Homes for hundreds of thousands of immigrants?
Sweden has a uniquely generous immigration policy. Everybody who claims to be from Syria, and can produce at least a semicoherent story during the brief interview with the Immigration Bureau, is automatically granted permanent residence (the story-telling is important, since 89% of asylum seekers have no ID.)
They may then bring their entire family along, which is also guaranteed a lifetime of full welfare; their support immediately become the responsibility of the state, not the family member who brought them to Sweden.
As you may suspect, this generosity, coupled with an almost child-like naivitee that nobody could possibly lie just to get a higher standard of living, has led to a magnificent population increase in just a matter of years.
Since Sweden’s immigration policy took a turn for the insane in 2010, the tiny country in the north has made it a point of pride to open the doors to ten times as many immigrants as the European average.

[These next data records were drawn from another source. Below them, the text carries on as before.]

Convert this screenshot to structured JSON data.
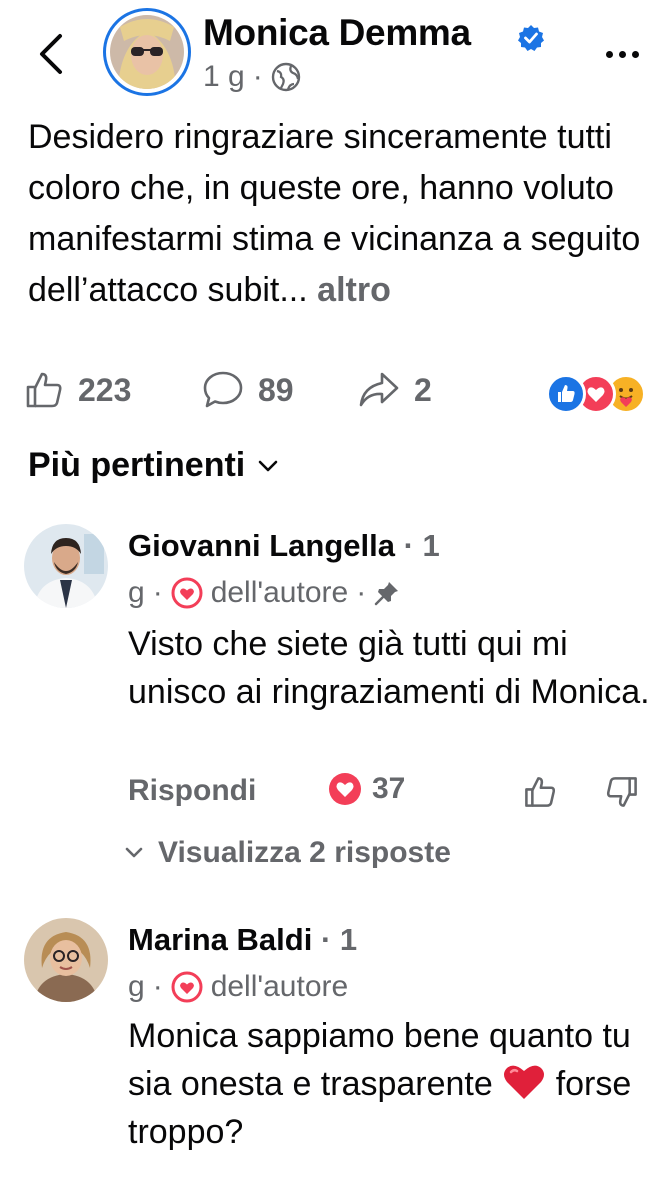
{
  "header": {
    "author_name": "Monica Demma",
    "time": "1 g",
    "separator": "·"
  },
  "post": {
    "text": "Desidero ringraziare sinceramente tutti coloro che, in queste ore, hanno voluto manifestarmi stima e vicinanza a seguito dell’attacco subit...",
    "more_label": "altro",
    "likes": "223",
    "comments": "89",
    "shares": "2"
  },
  "sort": {
    "label": "Più pertinenti"
  },
  "comments": [
    {
      "name": "Giovanni Langella",
      "time_a": "· 1",
      "time_b": "g",
      "sep": "·",
      "badge": "dell'autore",
      "sep2": "·",
      "text": "Visto che siete già tutti qui mi unisco ai ringraziamenti di Monica.",
      "reply_label": "Rispondi",
      "love_count": "37",
      "view_replies": "Visualizza 2 risposte"
    },
    {
      "name": "Marina Baldi",
      "time_a": "· 1",
      "time_b": "g",
      "sep": "·",
      "badge": "dell'autore",
      "text_before": "Monica sappiamo bene quanto tu sia onesta e trasparente",
      "text_after": "forse troppo?"
    }
  ],
  "colors": {
    "accent": "#1b74e4",
    "secondary_text": "#65676b",
    "love": "#f33e58"
  },
  "icons": [
    "back-arrow-icon",
    "globe-icon",
    "verified-badge-icon",
    "more-dots-icon",
    "like-icon",
    "comment-icon",
    "share-icon",
    "chevron-down-icon",
    "heart-icon",
    "pin-icon",
    "thumb-up-icon",
    "thumb-down-icon",
    "red-heart-emoji"
  ]
}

The Immigration Bureau predicts over 100 000 newcomers annually, which makes the total number more like 200 000 once you add in the family tag-alongs. That’s quite a lot to absorb for a country of less than 10 million, where the previous years’ immigration has already made the population to be closing in on being 20% non-native.
The array of problems, or “challenges” as the Newspeak term is, popping up all around is rather vast. But perhaps the most urgent crisis is housing.
Sweden has had strict rent controls and laws against subletting for a long time, which has stifled the construction of new rental units for decades. But now that there has been an inflow of literally thousands of newcomers every week for years, every last shred of living space is occupied and then some. There can be 3-4 entire families sharing studio apartments in the immigrant “exclusion areas“, and the government has invested every shred of prestige into making sure the inflow continues unabated.
So where will they all live? What about the predicted half million immigrants due to arrive in just a few years? Heck, there’s already 15 000 immigrants with approved residence permits, that haven’t been able to leave the processing center housing yet.
The answer: Modular housing.
Cheap and portable, these are the kind of temporary sheds used at construction sites to provide a crude office for the foreman. Now the politicians want to solve the housing crisis by erecting thousands upon thousands of these boxes around Sweden.
Temporary solutions like this has a striking tendency to become permanent, kind of how a “temporary” tax has a way of becoming permanent. Now scroll back up to the picture at the top. Imagine a couple hundered families crammed in there, and add 5-10 years of wear, trash and graffiti to the picture.
The infamous favelas around Rio de Janeiro grew organically as societal Darwinism and the residents themselves created some of the worst hellholes known to man. In Sweden, the government builds them out of misguided humanitarianism.